Offence taken! I decided not to let this one go through to the keeper and respond, because I think it belies a problem that jobseekers believe that recruitment consultants or talent acquisition specialists have the express objective of ruling people out from being offered a job.

WRONG! Speak to any recruiter in an agency or in a corporate internal role and they will tell you that they are desperately trying to fill the positions they have. They are not endeavouring to stop anyone, instead they want someone to get the job quickly. Most are rewarded on fill rates or through commissions from fees and they are not rewarded on the number of people they reject.

So when  you are not being asked to attend any interviews or call backs, it may be time to consider the roles you are applying for, your salary expectations, the quality of your CV or telephone manner as maybe a contributing reason as to reason why you are not going to progress to the next stage.

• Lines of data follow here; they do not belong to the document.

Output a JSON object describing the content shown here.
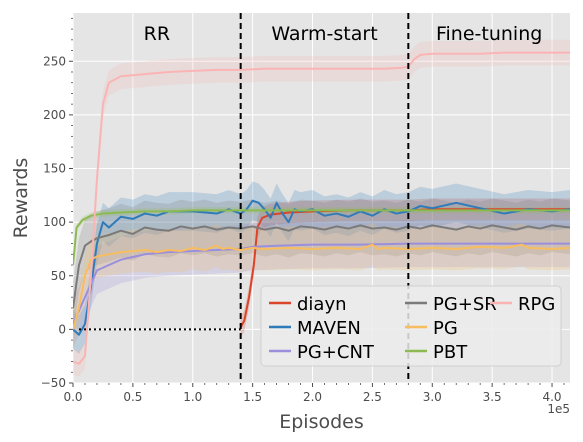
{
  "chart_data": {
    "type": "line",
    "xlabel": "Episodes",
    "ylabel": "Rewards",
    "x_offset_label": "1e5",
    "xlim": [
      0,
      415000
    ],
    "ylim": [
      -50,
      295
    ],
    "xticks": [
      0,
      50000,
      100000,
      150000,
      200000,
      250000,
      300000,
      350000,
      400000
    ],
    "xtick_labels": [
      "0.0",
      "0.5",
      "1.0",
      "1.5",
      "2.0",
      "2.5",
      "3.0",
      "3.5",
      "4.0"
    ],
    "yticks": [
      -50,
      0,
      50,
      100,
      150,
      200,
      250
    ],
    "ytick_labels": [
      "−50",
      "0",
      "50",
      "100",
      "150",
      "200",
      "250"
    ],
    "grid": true,
    "legend_position": "lower-right",
    "phases": [
      {
        "label": "RR",
        "start": 0,
        "end": 140000
      },
      {
        "label": "Warm-start",
        "start": 140000,
        "end": 280000
      },
      {
        "label": "Fine-tuning",
        "start": 280000,
        "end": 415000
      }
    ],
    "phase_boundaries": [
      140000,
      280000
    ],
    "reference_line": {
      "y": 0,
      "x_start": 5000,
      "x_end": 140000
    },
    "series": [
      {
        "name": "diayn",
        "color": "#d9442b",
        "points": [
          [
            140000,
            2
          ],
          [
            143000,
            8
          ],
          [
            147000,
            30
          ],
          [
            151000,
            60
          ],
          [
            154000,
            95
          ],
          [
            158000,
            104
          ],
          [
            165000,
            107
          ],
          [
            180000,
            109
          ],
          [
            200000,
            110
          ],
          [
            230000,
            111
          ],
          [
            260000,
            111
          ],
          [
            280000,
            111
          ],
          [
            300000,
            112
          ],
          [
            330000,
            112
          ],
          [
            360000,
            112
          ],
          [
            390000,
            112
          ],
          [
            415000,
            112
          ]
        ],
        "band": 10
      },
      {
        "name": "MAVEN",
        "color": "#2f7bb9",
        "points": [
          [
            0,
            0
          ],
          [
            5000,
            -5
          ],
          [
            10000,
            5
          ],
          [
            15000,
            40
          ],
          [
            20000,
            80
          ],
          [
            25000,
            100
          ],
          [
            30000,
            95
          ],
          [
            40000,
            105
          ],
          [
            50000,
            103
          ],
          [
            60000,
            108
          ],
          [
            70000,
            106
          ],
          [
            80000,
            110
          ],
          [
            100000,
            110
          ],
          [
            120000,
            108
          ],
          [
            130000,
            112
          ],
          [
            140000,
            108
          ],
          [
            145000,
            112
          ],
          [
            150000,
            120
          ],
          [
            155000,
            118
          ],
          [
            160000,
            112
          ],
          [
            165000,
            104
          ],
          [
            170000,
            118
          ],
          [
            175000,
            108
          ],
          [
            180000,
            100
          ],
          [
            185000,
            112
          ],
          [
            190000,
            110
          ],
          [
            200000,
            112
          ],
          [
            210000,
            106
          ],
          [
            220000,
            108
          ],
          [
            230000,
            105
          ],
          [
            240000,
            110
          ],
          [
            250000,
            106
          ],
          [
            260000,
            112
          ],
          [
            270000,
            108
          ],
          [
            280000,
            110
          ],
          [
            290000,
            115
          ],
          [
            300000,
            113
          ],
          [
            320000,
            118
          ],
          [
            340000,
            113
          ],
          [
            360000,
            108
          ],
          [
            380000,
            112
          ],
          [
            400000,
            110
          ],
          [
            415000,
            112
          ]
        ],
        "band": 18
      },
      {
        "name": "PG+CNT",
        "color": "#9b8fdc",
        "points": [
          [
            0,
            5
          ],
          [
            10000,
            30
          ],
          [
            20000,
            55
          ],
          [
            40000,
            65
          ],
          [
            60000,
            70
          ],
          [
            80000,
            72
          ],
          [
            100000,
            73
          ],
          [
            120000,
            74
          ],
          [
            140000,
            75
          ],
          [
            150000,
            77
          ],
          [
            170000,
            78
          ],
          [
            200000,
            79
          ],
          [
            240000,
            79
          ],
          [
            280000,
            80
          ],
          [
            320000,
            80
          ],
          [
            360000,
            80
          ],
          [
            415000,
            80
          ]
        ],
        "band": 22
      },
      {
        "name": "PG+SR",
        "color": "#7a7a7a",
        "points": [
          [
            0,
            20
          ],
          [
            5000,
            60
          ],
          [
            10000,
            78
          ],
          [
            15000,
            82
          ],
          [
            20000,
            85
          ],
          [
            30000,
            88
          ],
          [
            40000,
            92
          ],
          [
            50000,
            89
          ],
          [
            60000,
            95
          ],
          [
            70000,
            93
          ],
          [
            80000,
            92
          ],
          [
            90000,
            96
          ],
          [
            100000,
            94
          ],
          [
            110000,
            96
          ],
          [
            120000,
            93
          ],
          [
            130000,
            95
          ],
          [
            140000,
            94
          ],
          [
            150000,
            96
          ],
          [
            160000,
            93
          ],
          [
            170000,
            95
          ],
          [
            180000,
            92
          ],
          [
            190000,
            96
          ],
          [
            200000,
            95
          ],
          [
            210000,
            93
          ],
          [
            220000,
            96
          ],
          [
            230000,
            94
          ],
          [
            240000,
            97
          ],
          [
            250000,
            94
          ],
          [
            260000,
            95
          ],
          [
            270000,
            93
          ],
          [
            280000,
            96
          ],
          [
            290000,
            94
          ],
          [
            300000,
            97
          ],
          [
            310000,
            95
          ],
          [
            320000,
            93
          ],
          [
            330000,
            96
          ],
          [
            340000,
            94
          ],
          [
            350000,
            97
          ],
          [
            360000,
            95
          ],
          [
            370000,
            93
          ],
          [
            380000,
            96
          ],
          [
            390000,
            94
          ],
          [
            400000,
            97
          ],
          [
            415000,
            95
          ]
        ],
        "band": 25
      },
      {
        "name": "PG",
        "color": "#f7bd5f",
        "points": [
          [
            0,
            0
          ],
          [
            5000,
            20
          ],
          [
            10000,
            50
          ],
          [
            15000,
            65
          ],
          [
            20000,
            68
          ],
          [
            30000,
            70
          ],
          [
            40000,
            72
          ],
          [
            50000,
            73
          ],
          [
            60000,
            74
          ],
          [
            70000,
            72
          ],
          [
            80000,
            74
          ],
          [
            90000,
            73
          ],
          [
            100000,
            76
          ],
          [
            110000,
            74
          ],
          [
            120000,
            78
          ],
          [
            125000,
            75
          ],
          [
            130000,
            76
          ],
          [
            140000,
            74
          ],
          [
            150000,
            76
          ],
          [
            160000,
            75
          ],
          [
            180000,
            76
          ],
          [
            200000,
            75
          ],
          [
            220000,
            76
          ],
          [
            240000,
            75
          ],
          [
            250000,
            79
          ],
          [
            255000,
            75
          ],
          [
            260000,
            76
          ],
          [
            280000,
            75
          ],
          [
            300000,
            76
          ],
          [
            320000,
            75
          ],
          [
            340000,
            77
          ],
          [
            360000,
            76
          ],
          [
            375000,
            79
          ],
          [
            380000,
            76
          ],
          [
            400000,
            75
          ],
          [
            415000,
            76
          ]
        ],
        "band": 20
      },
      {
        "name": "PBT",
        "color": "#8cba52",
        "points": [
          [
            0,
            60
          ],
          [
            3000,
            95
          ],
          [
            8000,
            102
          ],
          [
            15000,
            106
          ],
          [
            25000,
            108
          ],
          [
            40000,
            109
          ],
          [
            60000,
            110
          ],
          [
            80000,
            110
          ],
          [
            100000,
            111
          ],
          [
            140000,
            111
          ],
          [
            180000,
            111
          ],
          [
            220000,
            111
          ],
          [
            260000,
            111
          ],
          [
            300000,
            111
          ],
          [
            340000,
            111
          ],
          [
            380000,
            111
          ],
          [
            415000,
            111
          ]
        ],
        "band": 3
      },
      {
        "name": "RPG",
        "color": "#fab4b4",
        "points": [
          [
            0,
            -30
          ],
          [
            5000,
            -32
          ],
          [
            10000,
            -25
          ],
          [
            15000,
            50
          ],
          [
            20000,
            140
          ],
          [
            25000,
            210
          ],
          [
            30000,
            230
          ],
          [
            40000,
            236
          ],
          [
            50000,
            237
          ],
          [
            60000,
            238
          ],
          [
            70000,
            239
          ],
          [
            80000,
            240
          ],
          [
            100000,
            241
          ],
          [
            120000,
            242
          ],
          [
            140000,
            242
          ],
          [
            160000,
            243
          ],
          [
            180000,
            243
          ],
          [
            200000,
            243
          ],
          [
            220000,
            243
          ],
          [
            240000,
            243
          ],
          [
            260000,
            243
          ],
          [
            275000,
            244
          ],
          [
            280000,
            245
          ],
          [
            285000,
            252
          ],
          [
            290000,
            256
          ],
          [
            300000,
            257
          ],
          [
            320000,
            257
          ],
          [
            340000,
            257
          ],
          [
            360000,
            258
          ],
          [
            380000,
            258
          ],
          [
            400000,
            258
          ],
          [
            415000,
            258
          ]
        ],
        "band": 12
      }
    ]
  }
}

The recruiter WANTS someone to get the job. Instead of blaming the recruiter, look at the facts. Test the market. Maybe you could have a conversation with the recruiter to get a better understanding of the job specifications. Maybe you are not being considered, because you are not the right culture fit. I have written before about this here.

The night ended well, (a good Pinot Noir helps with that), but I did make the point in as strong a manner as possible, that jobseekers need to take account of the fact that as recruiters, our primary objective is to fill roles, not to block candidates from them.